D'aucun-es ont lu derrière ce "on peut avoir un cancer et travailler" quelque chose comme "on doit travailler même quand on a un cancer". D'aucun-es ont vu dans la suggestion faite aux employeurs de trouver d'autres solutions que "la mise en congé longue maladie" une offre faite aux patrons de s'asseoir sans complexes sur les droits des travailleurs et travailleuses les plus affaibli-es. Pourtant, il me semble que ce dit Bertinotti, c'est seulement qu'il n'y a pas de juste façon d'être malade (et par extension, si on poursuit l'amalgame fait avec le cas Dati, il n'y aurait pas de juste façon d'être jeune accouchée) et que les personnes en situation de fragilisation gardent pleinement le droit de choisir leur façon de vivre, en intégrant dans leur réel les contraintes même très fortes, liées à la maladie et en exigeant que leur environnement les intègre également. Qu'il n'y a pas de raison pour que ces personnes soient disqualifiées d'office de la vie collective, dont le travail peut faire partie. Que le monde professionnel doit justement, au lieu de les mettre hors jeu, savoir les insérer si elles le souhaitent, et trouver des solutions humaines et adaptées pour les accueillir, avec leur maladie, avec leur rythme différent, avec leurs contraintes particulières, avec leurs fragilités, temporaires ou plus durables.
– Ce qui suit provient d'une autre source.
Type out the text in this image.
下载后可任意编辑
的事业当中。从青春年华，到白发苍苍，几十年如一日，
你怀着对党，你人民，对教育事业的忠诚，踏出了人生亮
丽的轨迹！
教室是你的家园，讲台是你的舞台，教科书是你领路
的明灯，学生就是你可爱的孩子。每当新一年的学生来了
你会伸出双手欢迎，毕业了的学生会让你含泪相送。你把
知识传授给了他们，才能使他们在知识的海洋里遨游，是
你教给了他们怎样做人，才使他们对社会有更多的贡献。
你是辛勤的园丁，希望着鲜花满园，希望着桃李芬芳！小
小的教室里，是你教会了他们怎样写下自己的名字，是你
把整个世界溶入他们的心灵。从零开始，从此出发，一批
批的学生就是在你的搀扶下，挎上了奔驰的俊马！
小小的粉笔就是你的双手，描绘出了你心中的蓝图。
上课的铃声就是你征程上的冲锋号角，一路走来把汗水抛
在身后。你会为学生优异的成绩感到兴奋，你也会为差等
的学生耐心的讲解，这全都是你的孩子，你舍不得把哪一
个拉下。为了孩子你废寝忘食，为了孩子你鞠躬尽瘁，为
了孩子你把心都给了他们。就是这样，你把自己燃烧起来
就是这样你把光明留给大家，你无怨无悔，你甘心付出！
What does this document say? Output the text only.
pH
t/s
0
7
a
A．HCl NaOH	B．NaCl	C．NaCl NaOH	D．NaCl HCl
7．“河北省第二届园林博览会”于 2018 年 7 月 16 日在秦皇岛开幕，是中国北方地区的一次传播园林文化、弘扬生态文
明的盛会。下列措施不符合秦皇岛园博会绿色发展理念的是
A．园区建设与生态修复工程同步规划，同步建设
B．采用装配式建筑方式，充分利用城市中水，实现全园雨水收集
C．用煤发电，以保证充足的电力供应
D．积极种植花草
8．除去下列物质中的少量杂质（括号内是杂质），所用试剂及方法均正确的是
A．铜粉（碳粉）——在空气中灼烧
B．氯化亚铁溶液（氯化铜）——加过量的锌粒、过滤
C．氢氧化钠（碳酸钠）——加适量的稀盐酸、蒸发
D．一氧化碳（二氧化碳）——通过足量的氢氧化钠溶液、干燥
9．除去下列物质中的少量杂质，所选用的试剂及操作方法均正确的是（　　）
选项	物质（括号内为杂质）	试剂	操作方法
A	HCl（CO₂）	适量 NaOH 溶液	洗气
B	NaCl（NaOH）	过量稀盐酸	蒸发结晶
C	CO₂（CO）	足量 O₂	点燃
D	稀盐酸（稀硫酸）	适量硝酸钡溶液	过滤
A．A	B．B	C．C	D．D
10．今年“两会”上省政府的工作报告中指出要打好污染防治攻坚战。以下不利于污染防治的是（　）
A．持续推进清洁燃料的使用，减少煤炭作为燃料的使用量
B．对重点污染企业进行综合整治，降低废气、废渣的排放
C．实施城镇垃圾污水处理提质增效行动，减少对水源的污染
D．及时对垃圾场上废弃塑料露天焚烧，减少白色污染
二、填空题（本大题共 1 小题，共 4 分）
Reste que pour que cet idéal d'intégration sur mesure des personnes en situation de fragilité se réalise, il faudra commencer par ne plus cacher la maladie. Et c'est bien la seule chose qui me choque au fond, dans les révélations de Bertinotti, c'est de les voir arriver si tardivement, après de longs mois au secret, parce qu'il aura été assimilé par elle et par son entourage que faire part de la maladie aurait constitué à l'instar de quelqu'honte, un aveu de faiblesse. Et c'est malheureusement bien ainsi que cela aurait été pris, dans une culture qui n'attribue de légitimité à agir, à exister et à participer, qu'à celles et ceux qui incarnent une vision monolithique, étroite et incompatible avec la diversité, de la "capacité".